Reconhecer e abordar a dura realidade da desigualdade é
essencial para lidar com as pandemias atuais e futuras. Os quenianos farão
progresso quando todos os cidadãos forem valorizados, seus direitos humanos
forem respeitados e quando todos tiverem uma chance de melhorar os padrões de
vida como base do desenvolvimento e do crescimento econômico. O não tratamento
das desigualdades significa que a dignidade humana permanece vulnerável a
injustiças sociais, pandemias, revoltas políticas e econômicas. As políticas
pós-Covid-19 devem ter como objetivo transferir recursos para os pobres, garantindo
que os segmentos mais pobres da população sejam capazes de superar suas
desvantagens. Portanto, os principais meios para superar a desigualdade estão
nas instituições estatais que operam no interesse do público em geral e com
todos nós no Ubuntu humanitário, não apenas durante a crise, mas em todos os
momentos.
Referências:
- 1- James Midgley, Proteção social e justiça social, Edward Elgar Cheltenham, 2020 página 13.
- 2- Franciscans International, Fazendo funcionar os direitos das pessoas que vivem em extrema pobreza. https://franciscansinternational.org/handbook/ acessado em 15 de maio de 2020.

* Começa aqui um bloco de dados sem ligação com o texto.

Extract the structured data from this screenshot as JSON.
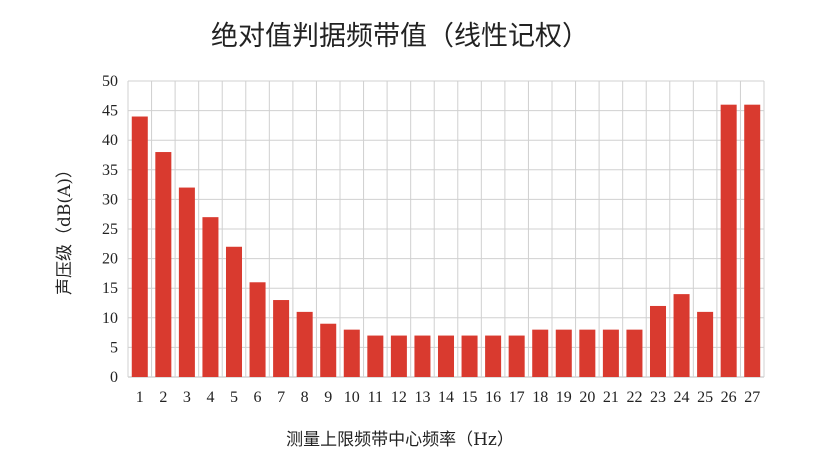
{
  "chart_data": {
    "type": "bar",
    "title": "绝对值判据频带值（线性记权）",
    "xlabel": "测量上限频带中心频率（Hz）",
    "ylabel": "声压级（dB(A)）",
    "categories": [
      "1",
      "2",
      "3",
      "4",
      "5",
      "6",
      "7",
      "8",
      "9",
      "10",
      "11",
      "12",
      "13",
      "14",
      "15",
      "16",
      "17",
      "18",
      "19",
      "20",
      "21",
      "22",
      "23",
      "24",
      "25",
      "26",
      "27"
    ],
    "values": [
      44,
      38,
      32,
      27,
      22,
      16,
      13,
      11,
      9,
      8,
      7,
      7,
      7,
      7,
      7,
      7,
      7,
      8,
      8,
      8,
      8,
      8,
      12,
      14,
      11,
      46,
      46
    ],
    "ylim": [
      0,
      50
    ],
    "yticks": [
      0,
      5,
      10,
      15,
      20,
      25,
      30,
      35,
      40,
      45,
      50
    ],
    "grid": true,
    "legend": "none",
    "bar_color": "#d93a2f"
  }
}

- 3- Magesa L. “Uma visão alternativa sobre a pandemia do COVID-19” no primeiro de maio de 2020, https://catholicethics.com/resources/publications-by-topic/, acessado em 15 de maio de 2020.
- 4- Stephanie Nebehay, do FMI, vê a desaceleração global induzida por coronavírus "muito pior" do que a crise financeira de 2008, https://www.theglobeandmail.com/business/international-business/article-imf-sees-coronavirus-induced-global-downturn-way -worse-than-200 / acessado em 19 de maio
- 5- Ibid
- 6- Ibid
- 7- John Mbiti, religiões africanas e filosofia. Heinemann, Oxford, 1990.
- 8- Christian Gade, Um discurso sobre filosofia africana, Lexington Books-London, 1992, Página 13.